After years of sitting on the sidelines, content creators have become part of mainstream political media this year, bringing election news, analysis and political commentary to online fans while avoiding the traditional press.

Eighty-one-year-old Joe Biden serenaded the camera the deliciously edgy TikTok singer Harry Daniels. Bernie Sanders lashed out at Kamala Harris in a Twitch stream he hosted anime catboy VTuber. Donald Trump collaborated with creative brothers Jake and Logan Paul. Instead of devoting time to traditional sit-down interviews with the mainstream press, Harris and Trump relied on creatives to amplify voices and spread campaign messages.

“There’s no point in talking to The New York Times or The Washington Post about my colleagues in the mainstream media in the general election because they (the readers) are already with us,” said campaign manager for Harris, Rep. Rob Flaherty. told Semafor in December.

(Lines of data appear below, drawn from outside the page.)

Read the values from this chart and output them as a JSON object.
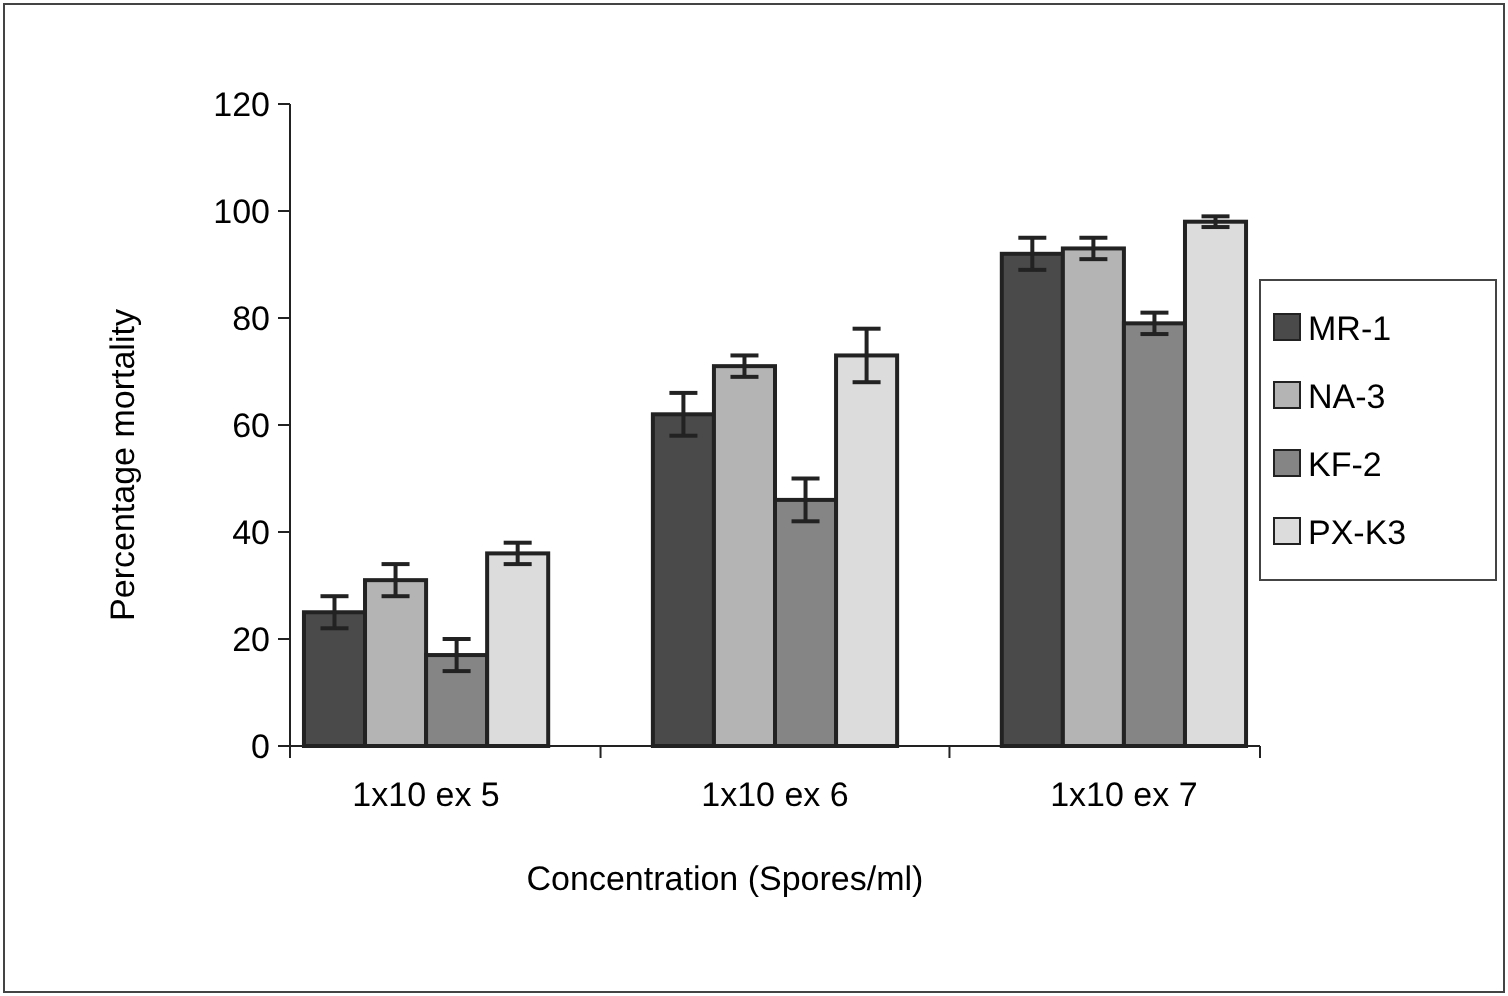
{
  "chart_data": {
    "type": "bar",
    "xlabel": "Concentration (Spores/ml)",
    "ylabel": "Percentage mortality",
    "categories": [
      "1x10 ex 5",
      "1x10 ex 6",
      "1x10 ex 7"
    ],
    "series": [
      {
        "name": "MR-1",
        "color": "#4a4a4a",
        "values": [
          25,
          62,
          92
        ],
        "errors": [
          3,
          4,
          3
        ]
      },
      {
        "name": "NA-3",
        "color": "#b4b4b4",
        "values": [
          31,
          71,
          93
        ],
        "errors": [
          3,
          2,
          2
        ]
      },
      {
        "name": "KF-2",
        "color": "#858585",
        "values": [
          17,
          46,
          79
        ],
        "errors": [
          3,
          4,
          2
        ]
      },
      {
        "name": "PX-K3",
        "color": "#dcdcdc",
        "values": [
          36,
          73,
          98
        ],
        "errors": [
          2,
          5,
          1
        ]
      }
    ],
    "ylim": [
      0,
      120
    ],
    "yticks": [
      0,
      20,
      40,
      60,
      80,
      100,
      120
    ],
    "legend": "right",
    "grid": false
  }
}
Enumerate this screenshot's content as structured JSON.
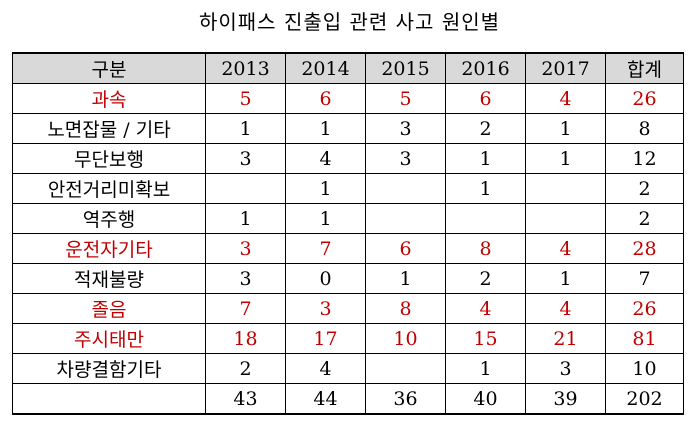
{
  "title": "하이패스 진출입 관련 사고 원인별",
  "header": [
    "구분",
    "2013",
    "2014",
    "2015",
    "2016",
    "2017",
    "합계"
  ],
  "rows": [
    {
      "label": "과속",
      "values": [
        "5",
        "6",
        "5",
        "6",
        "4",
        "26"
      ],
      "highlight": true
    },
    {
      "label": "노면잡물 / 기타",
      "values": [
        "1",
        "1",
        "3",
        "2",
        "1",
        "8"
      ],
      "highlight": false
    },
    {
      "label": "무단보행",
      "values": [
        "3",
        "4",
        "3",
        "1",
        "1",
        "12"
      ],
      "highlight": false
    },
    {
      "label": "안전거리미확보",
      "values": [
        "",
        "1",
        "",
        "1",
        "",
        "2"
      ],
      "highlight": false
    },
    {
      "label": "역주행",
      "values": [
        "1",
        "1",
        "",
        "",
        "",
        "2"
      ],
      "highlight": false
    },
    {
      "label": "운전자기타",
      "values": [
        "3",
        "7",
        "6",
        "8",
        "4",
        "28"
      ],
      "highlight": true
    },
    {
      "label": "적재불량",
      "values": [
        "3",
        "0",
        "1",
        "2",
        "1",
        "7"
      ],
      "highlight": false
    },
    {
      "label": "졸음",
      "values": [
        "7",
        "3",
        "8",
        "4",
        "4",
        "26"
      ],
      "highlight": true
    },
    {
      "label": "주시태만",
      "values": [
        "18",
        "17",
        "10",
        "15",
        "21",
        "81"
      ],
      "highlight": true
    },
    {
      "label": "차량결함기타",
      "values": [
        "2",
        "4",
        "",
        "1",
        "3",
        "10"
      ],
      "highlight": false
    },
    {
      "label": "",
      "values": [
        "43",
        "44",
        "36",
        "40",
        "39",
        "202"
      ],
      "highlight": false
    }
  ],
  "colors": {
    "highlight": "#c00000",
    "header_bg": "#d9d9d9"
  }
}
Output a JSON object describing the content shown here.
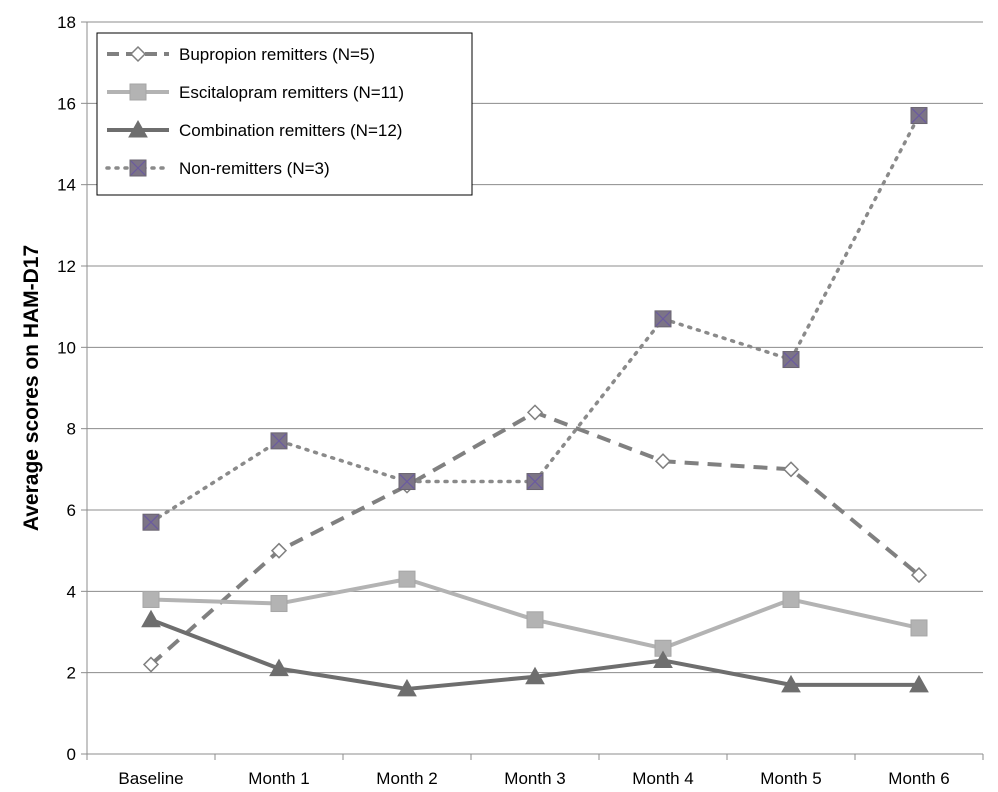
{
  "chart_data": {
    "type": "line",
    "title": "",
    "xlabel": "",
    "ylabel": "Average scores on HAM-D17",
    "categories": [
      "Baseline",
      "Month 1",
      "Month 2",
      "Month 3",
      "Month 4",
      "Month 5",
      "Month 6"
    ],
    "ylim": [
      0,
      18
    ],
    "yticks": [
      "0",
      "2",
      "4",
      "6",
      "8",
      "10",
      "12",
      "14",
      "16",
      "18"
    ],
    "grid": "horizontal",
    "legend_position": "top-left",
    "series": [
      {
        "name": "Bupropion remitters (N=5)",
        "values": [
          2.2,
          5.0,
          6.6,
          8.4,
          7.2,
          7.0,
          4.4
        ],
        "color": "#808080",
        "dash": "dashed",
        "marker": "open-diamond"
      },
      {
        "name": "Escitalopram remitters (N=11)",
        "values": [
          3.8,
          3.7,
          4.3,
          3.3,
          2.6,
          3.8,
          3.1
        ],
        "color": "#b3b3b3",
        "dash": "solid",
        "marker": "square"
      },
      {
        "name": "Combination remitters (N=12)",
        "values": [
          3.3,
          2.1,
          1.6,
          1.9,
          2.3,
          1.7,
          1.7
        ],
        "color": "#6e6e6e",
        "dash": "solid",
        "marker": "triangle"
      },
      {
        "name": "Non-remitters (N=3)",
        "values": [
          5.7,
          7.7,
          6.7,
          6.7,
          10.7,
          9.7,
          15.7
        ],
        "color": "#8a8a8a",
        "dash": "dotted",
        "marker": "x-square"
      }
    ]
  }
}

It became an influence A $250 billion industry. More than 70 percent of Americans between the ages of 18 and 29 say they follow an influencer on social media. A Pew Research survey found last year. A more recent survey, published in Novemberfound that one in five US adults get their news from news influencers. This shift in media consumption has been met with record spending on creative partnerships. US priorities allocate at least $1 million for influencer marketing. Harris campaign paid at least 2.5 million dollars to management agencies that commission creatives for political advertising campaigns.

Creators were everywhere this election — Republican and Democratic conventions, fundraisers, rallies, and even parties at Mar-a-Lago. But the foundations for this creator’s takeover of political messaging were laid nearly a decade ago. In 2016, Trump showed how social media platforms like Twitter can influence voters. Former New York City Mayor Michael Bloomberg during the 2020 election spent more than 300 million dollars on the presidential campaign and the Biden administration, which employs influencers and meme pages as paid digital surrogates regularly invited creators to the White House for briefings.

Embracing creators, politicians have begun to erase the boundaries between talking heads and journalists. Unlike journalists, newsmakers often ignore editorial standards and substantial fact-checking — one of the more high-profile defamation lawsuits — but for now, it makes the difference. Many creatives work in the same way that journalists do – absorbing news, translating it and delivering it to an audience online. But in the online political ecosystem, many of them act more like fans than objective observers. Some are clearly party activists. Again, they are often provided with similar access to what traditional press buys.